Br. Anioł nie czekał ani chwili. Poprosił o  pomoc br. Marcina i obaj natychmiast udali się do lasu, żeby wykonać co poleciłem.

Rano, gdy wyruszałem w dalszą drogę jeszcze nie było ich z  powrotem. Braci, którzy zostali, poprosiłem, by w moim imieniu pożegnali brata gwardiana i  br.  Marcina. Obiecałem, że będę o  nich pamiętać w  rozmowie z Panem na Alwernii i że odwiedzę ich w drodze powrotnej.

Po niecałych trzech miesiącach znowu witała mnie rodzina Monte Casale... powiększona o trzech nowych współbraci. Wiedziałem to już wcześniej. Przecież Pan Bóg nigdy nie odmawia proszącym i szukającym Go.

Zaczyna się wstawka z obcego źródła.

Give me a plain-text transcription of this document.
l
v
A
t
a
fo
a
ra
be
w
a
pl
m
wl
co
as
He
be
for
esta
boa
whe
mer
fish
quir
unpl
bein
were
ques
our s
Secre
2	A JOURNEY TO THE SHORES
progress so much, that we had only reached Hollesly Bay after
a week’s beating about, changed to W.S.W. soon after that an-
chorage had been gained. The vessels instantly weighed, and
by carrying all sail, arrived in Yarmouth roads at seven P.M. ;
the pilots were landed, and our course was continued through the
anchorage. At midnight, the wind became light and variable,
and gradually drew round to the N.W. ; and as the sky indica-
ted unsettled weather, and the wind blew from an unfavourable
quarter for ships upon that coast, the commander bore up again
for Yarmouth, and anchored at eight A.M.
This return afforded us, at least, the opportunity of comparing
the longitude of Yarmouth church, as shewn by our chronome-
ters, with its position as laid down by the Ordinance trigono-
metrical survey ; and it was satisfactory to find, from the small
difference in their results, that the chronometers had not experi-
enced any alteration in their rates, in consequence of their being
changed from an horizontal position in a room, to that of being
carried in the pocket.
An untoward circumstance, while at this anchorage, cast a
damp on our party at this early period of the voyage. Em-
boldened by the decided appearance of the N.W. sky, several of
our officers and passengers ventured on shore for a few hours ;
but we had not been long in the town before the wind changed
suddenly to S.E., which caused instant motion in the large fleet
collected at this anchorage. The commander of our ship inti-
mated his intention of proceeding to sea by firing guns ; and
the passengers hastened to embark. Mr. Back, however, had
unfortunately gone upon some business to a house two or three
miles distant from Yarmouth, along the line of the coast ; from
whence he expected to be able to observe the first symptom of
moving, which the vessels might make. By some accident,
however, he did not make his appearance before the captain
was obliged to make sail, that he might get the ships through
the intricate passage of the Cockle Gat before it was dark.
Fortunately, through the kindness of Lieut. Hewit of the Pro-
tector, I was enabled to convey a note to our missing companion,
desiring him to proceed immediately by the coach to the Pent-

Wieczorem, już prawie zasypiając, przypomniałem sobie początki mego życia pokuty, gdy okryty jedynie płaszczem biskupa Gwidona opuszczałem Asyż idąc w nieznane, Brodząc wtedy po kostki w świeżym, mokrym śniegu napotkałem podasyskich "łotrzyków" i dałem się wrzucić w  głęboką zaspę... Myślę jednak, że mimo wszystko była to jedna z  najszczęśliwszych chwil mego życia. Rozpoczynałem przecież wtedy moją radosną przygodę jako Herold Wielkiego Króla. Przygodę, która trwa do dziś. Warto było wtedy spotkać tych ludzi. Naprawdę warto!